Nouvelle-Zélande 2005 (2750 km) acheter le livre

Longue journée pluvieuse et ennuyeuse

Wellington - Palmerston North photos de cette étape

le 27/09/2005

  • nombre de km prévus : 143
  • nombre km effectifs : 150
  • temps prévu : 7h15
  • temps effectif : 8h30
DSC05481DSC05482DSC05484DSC05485DSC05487DSC05489DSC05495DSC05511

Longue journée pluvieuse et ennuyeuse

Journées de repos à Wellington

Arrivé à mi-parcours, j'ai pris le temps de visiter un peu Wellington, qui est la capitale de la Nouvelle-Zélande. Comme la Nouvelle-Zélande aime bien se démarquer chaque fois qu'elle le peut, alors sachez qu'il s'agit de la capitale la plus au sud du monde... Après la ville la plus à l'est (Gisborne), la Nouvelle-Zélande nous démontre une fois de plus qu'il s'agit d'un pays des extrêmes !

Comme je vous le disais, dimanche se tenait le championnat du monde de course de montagne.
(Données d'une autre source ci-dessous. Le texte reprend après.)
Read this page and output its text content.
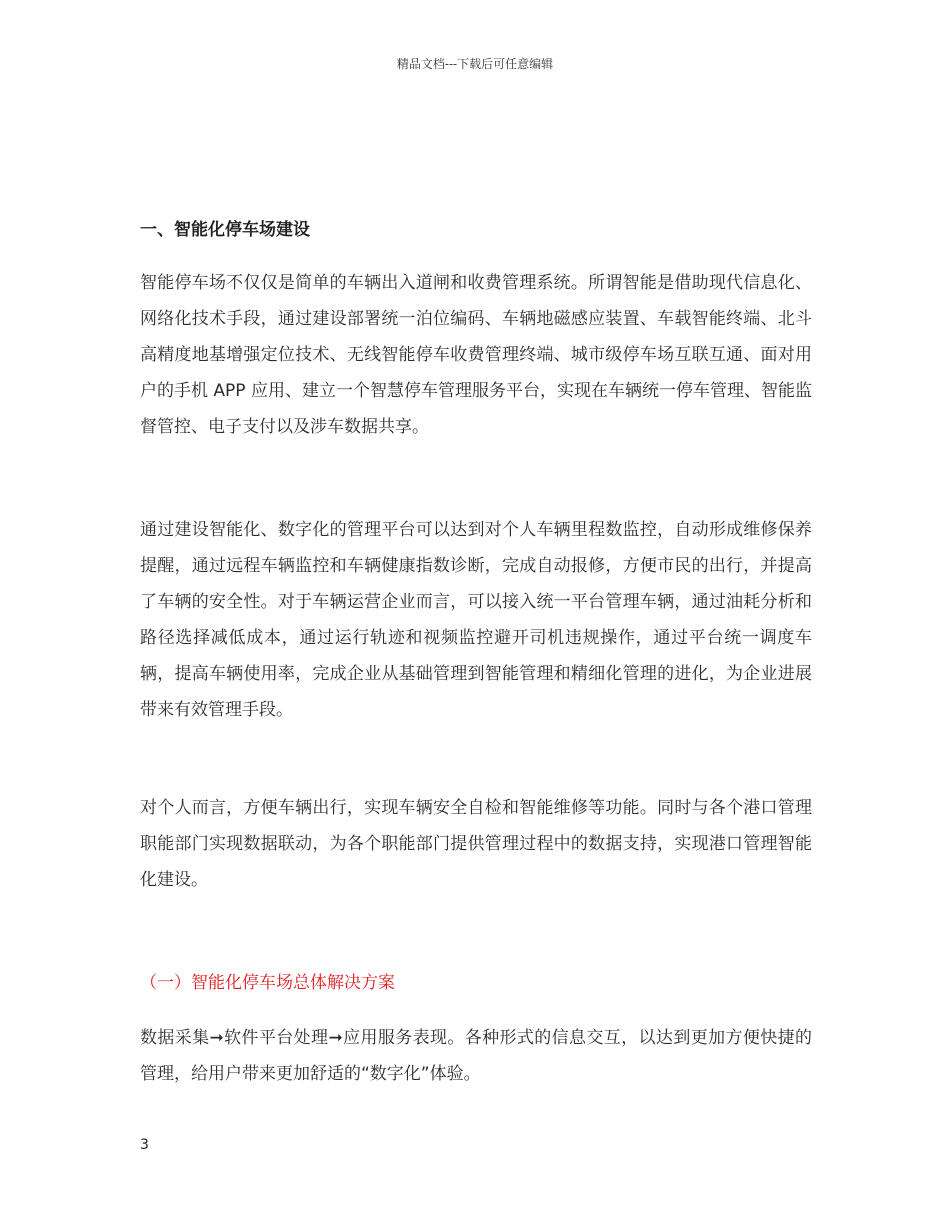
精品文档---下载后可任意编辑
一、智能化停车场建设

智能停车场不仅仅是简单的车辆出入道闸和收费管理系统。所谓智能是借助现代信息化、网络化技术手段，通过建设部署统一泊位编码、车辆地磁感应装置、车载智能终端、北斗高精度地基增强定位技术、无线智能停车收费管理终端、城市级停车场互联互通、面对用户的手机 APP 应用、建立一个智慧停车管理服务平台，实现在车辆统一停车管理、智能监督管控、电子支付以及涉车数据共享。

通过建设智能化、数字化的管理平台可以达到对个人车辆里程数监控，自动形成维修保养提醒，通过远程车辆监控和车辆健康指数诊断，完成自动报修，方便市民的出行，并提高了车辆的安全性。对于车辆运营企业而言，可以接入统一平台管理车辆，通过油耗分析和路径选择减低成本，通过运行轨迹和视频监控避开司机违规操作，通过平台统一调度车辆，提高车辆使用率，完成企业从基础管理到智能管理和精细化管理的进化，为企业进展带来有效管理手段。

对个人而言，方便车辆出行，实现车辆安全自检和智能维修等功能。同时与各个港口管理职能部门实现数据联动，为各个职能部门提供管理过程中的数据支持，实现港口管理智能化建设。

（一）智能化停车场总体解决方案

数据采集➞软件平台处理➞应用服务表现。各种形式的信息交互，以达到更加方便快捷的管理，给用户带来更加舒适的“数字化”体验。

3
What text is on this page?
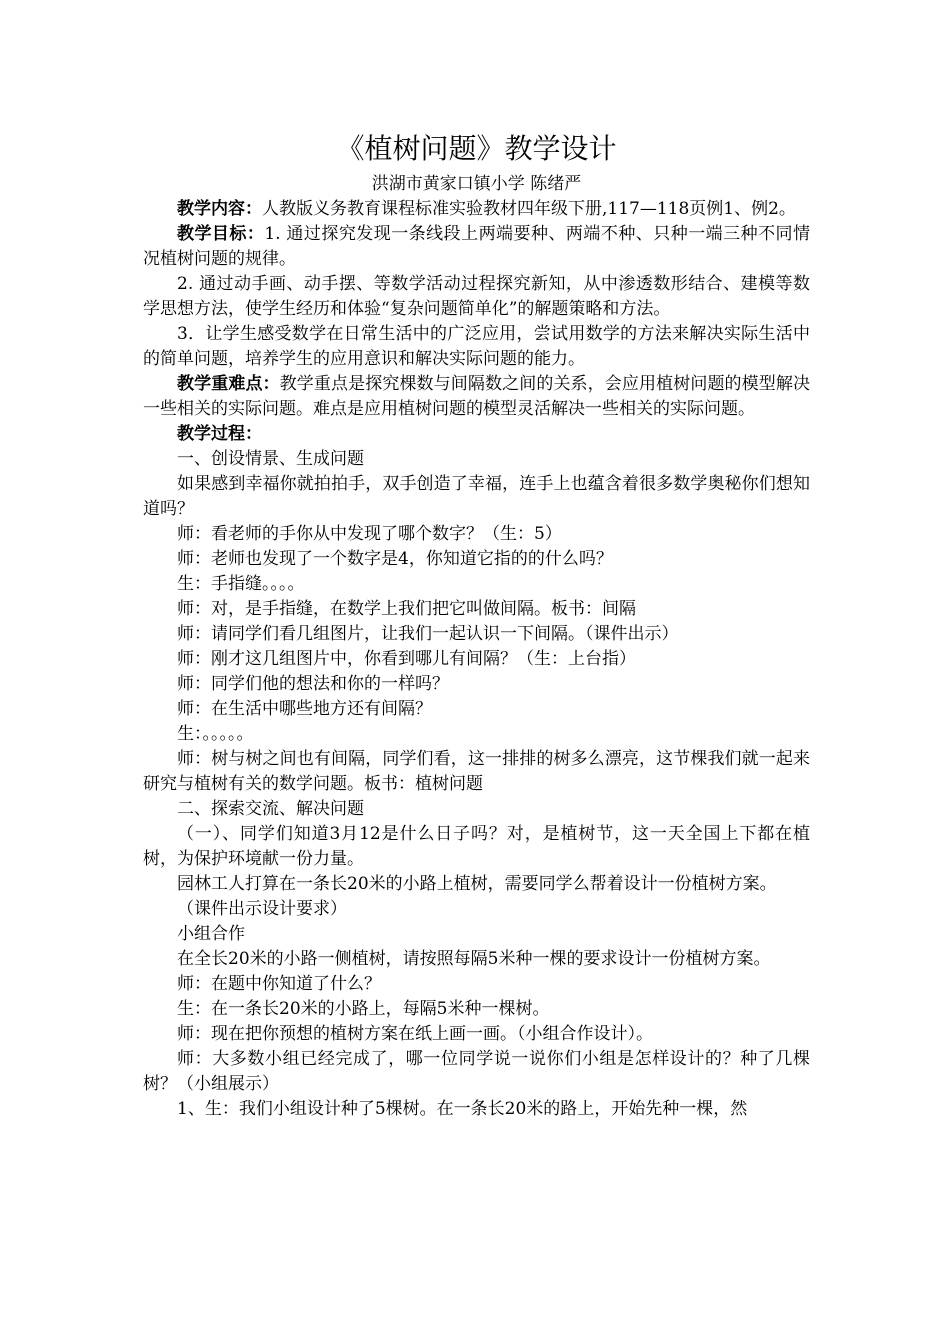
《植树问题》教学设计

洪湖市黄家口镇小学 陈绪严

教学内容：人教版义务教育课程标准实验教材四年级下册,117—118页例1、例2。

教学目标：1. 通过探究发现一条线段上两端要种、两端不种、只种一端三种不同情况植树问题的规律。

2. 通过动手画、动手摆、等数学活动过程探究新知，从中渗透数形结合、建模等数学思想方法，使学生经历和体验“复杂问题简单化”的解题策略和方法。

3．让学生感受数学在日常生活中的广泛应用，尝试用数学的方法来解决实际生活中的简单问题，培养学生的应用意识和解决实际问题的能力。

教学重难点：教学重点是探究棵数与间隔数之间的关系，会应用植树问题的模型解决一些相关的实际问题。难点是应用植树问题的模型灵活解决一些相关的实际问题。

教学过程：

一、创设情景、生成问题

如果感到幸福你就拍拍手，双手创造了幸福，连手上也蕴含着很多数学奥秘你们想知道吗？

师：看老师的手你从中发现了哪个数字？（生：5）

师：老师也发现了一个数字是4，你知道它指的的什么吗？

生：手指缝。。。。

师：对，是手指缝，在数学上我们把它叫做间隔。板书：间隔

师：请同学们看几组图片，让我们一起认识一下间隔。（课件出示）

师：刚才这几组图片中，你看到哪儿有间隔？（生：上台指）

师：同学们他的想法和你的一样吗？

师：在生活中哪些地方还有间隔？

生：。。。。。

师：树与树之间也有间隔，同学们看，这一排排的树多么漂亮，这节棵我们就一起来研究与植树有关的数学问题。板书：植树问题

二、探索交流、解决问题

（一）、同学们知道3月12是什么日子吗？对，是植树节，这一天全国上下都在植树，为保护环境献一份力量。

园林工人打算在一条长20米的小路上植树，需要同学么帮着设计一份植树方案。

（课件出示设计要求）

小组合作

在全长20米的小路一侧植树，请按照每隔5米种一棵的要求设计一份植树方案。

师：在题中你知道了什么？

生：在一条长20米的小路上，每隔5米种一棵树。

师：现在把你预想的植树方案在纸上画一画。（小组合作设计）。

师：大多数小组已经完成了，哪一位同学说一说你们小组是怎样设计的？种了几棵树？（小组展示）

1、生：我们小组设计种了5棵树。在一条长20米的路上，开始先种一棵，然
J'ai donc grimpé sur le Mont Victoria où se tenait la course pour voir ça de plus près. Nous avons eu droit à un magnifique soleil sur la ville ce qui a rendu cette journée très agréable. Cette course est impressionnante ! Le principe consiste à bouffer des côtes ! Les coureurs ont un circuit qu'ils font deux ou trois fois (trois fois pour les élites mecs, et deux fois pour les jeunes et les femmes). Ils gravissent une énorme montée à travers bois, puis la redescendent à toute vitesse. Dans la montée, les premiers courent avec aisance, alors que, derrière, certains sont à la marche, et s'aident des mains parfois. Impressionnant donc !

C'est un kiwi qui a remporté la course des mecs, et une kiwi pour les femmes. En revanche, par équipe, c'est l'Italie qui l'emporte pour les hommes, je ne sais pas pour les femmes... J'ai discute un peu avec le staff de l'équipe de France. Très sympas, ils sont ici pour une petite semaine pour la compétition. Ils ont l'air de se faire plaisir, à voyager dans les quatre coins du monde pour les compétitions (Alaska, Malaisie, Nouvelle-Zélande cette année...). Ils semblaient cependant déçus de leur performance, la médaille par équipe est passée près. Mais, honnêtement, faut voir comme ça grimpe, c'est sacrement physique comme compétition !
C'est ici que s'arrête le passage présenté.